The Nationals have started to play some good baseball again, and this time, with an edge.
Maybe they call it "Beast Mode." You have seen the Nationals' first baseman Michael Morse and his now-famous t-shirt during MASN's Nats Xtra postgame show interviews, haven't you? If not, here it is.
It gained popularity thanks to the outstanding play of Morse, who has continued to mash the ball, hitting his 18th homer of the season, as part of a three-dinger barrage against Braves pitching in Tuesday's 9-3 runaway.
Teammates wear the shirts around the clubhouse, for workouts and at batting practice. And with the way the Nationals are playing right now, it appears to have become the Nationals' rallying call for the way they want to be on the field.
Physical, aggressive baseball is being played this week at Nationals Park. After limping through the start of the homestand, the Nats have got something going again.
Physical play by the newest National, Jonny Gomes, taking out Braves catcher David Ross on a throw home. Gomes was safe and would have been safe because Ross caught the throw in front of home plate. But Gomes made sure Ross wouldn't make the play by sliding into him and touching home plate. It was a tough and rough baseball play. Gomes looks the part with the long goatee and a V-shaped mohawk.
Jayson Werth goes first base to third base on almost every hit-and-run. Many times he tags up at second base and gets to third on fly ball outs, even when they aren't hit that deep.
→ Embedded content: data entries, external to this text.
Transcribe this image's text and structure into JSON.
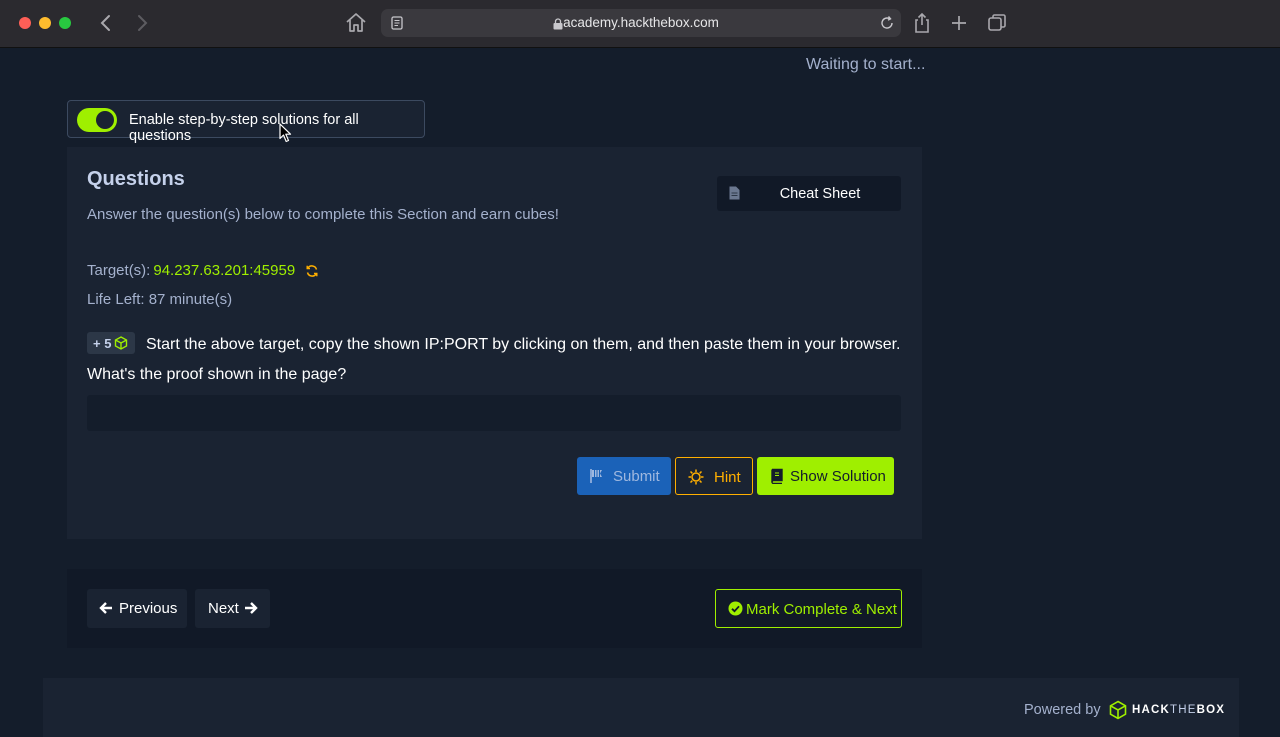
{
  "browser": {
    "url": "academy.hackthebox.com"
  },
  "page": {
    "status_text": "Waiting to start...",
    "toggle": {
      "label": "Enable step-by-step solutions for all questions",
      "on": true
    },
    "questions": {
      "title": "Questions",
      "subtitle": "Answer the question(s) below to complete this Section and earn cubes!",
      "cheat_sheet_label": "Cheat Sheet",
      "target_label": "Target(s):",
      "target_value": "94.237.63.201:45959",
      "life_left": "Life Left: 87 minute(s)",
      "badge": "+ 5",
      "question_text": "Start the above target, copy the shown IP:PORT by clicking on them, and then paste them in your browser. What's the proof shown in the page?",
      "answer_value": "",
      "buttons": {
        "submit": "Submit",
        "hint": "Hint",
        "solution": "Show Solution"
      }
    },
    "navigation": {
      "previous": "Previous",
      "next": "Next",
      "complete": "Mark Complete & Next"
    },
    "footer": {
      "powered_by": "Powered by",
      "brand_bold": "HACK",
      "brand_thin": "THE",
      "brand_bold2": "BOX"
    }
  },
  "colors": {
    "background": "#141d2b",
    "panel": "#1a2332",
    "accent_green": "#9fef00",
    "hint_orange": "#ffaf00",
    "submit_blue": "#1b62b8"
  },
  "icons": [
    "chevron-left-icon",
    "chevron-right-icon",
    "home-icon",
    "reader-icon",
    "lock-icon",
    "reload-icon",
    "share-icon",
    "plus-icon",
    "tabs-icon",
    "document-icon",
    "refresh-icon",
    "cube-icon",
    "flag-icon",
    "hint-icon",
    "book-icon",
    "arrow-left-icon",
    "arrow-right-icon",
    "check-circle-icon",
    "htb-logo-icon"
  ]
}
He came home on a sac fly for the Nationals first run and would not have shied away from Ross had the throw been on target.
Guys like Werth, Rick Ankiel, Danny Espinosa, Laynce Nix, Ian Desmond and Morse play baseball not to avoid contact, but to seek it out. This is the kind of team the Nationals are becoming. Pants are ripped up, there is mud and clay over all their white uniforms after nine innings with these guys.
The pitching staff is feeding off the "beast mode" mentality. John Lannan got stronger after a shaky second and third frames. He struck out the side in the sixth inning. Lannan had walked 12 hitters his last three starts. Tuesday he walked one.
Henry Rodriguez came on and was hitting 100 mph and found his location on two strike pitches, something that had been alluding him in recent outings.
I felt it last season when I walked through the Reds clubhouse in Cincinnati while working the sidelines for MASN.
A certain toughness and never-say-die attitude permeated from each player. They were respectful and greeted you politely. But they definitely gave off the feeling that they felt they were better than the team the were playing and they were going to prove that on the field.
Joey Votto, Gomes and Johnny Cueto displayed this confidence almost on their sleeves. I get that sense with Gomes now that he is a National and Tuesday's collision at the plate is an example of the Nationals "beast mode" in full effect.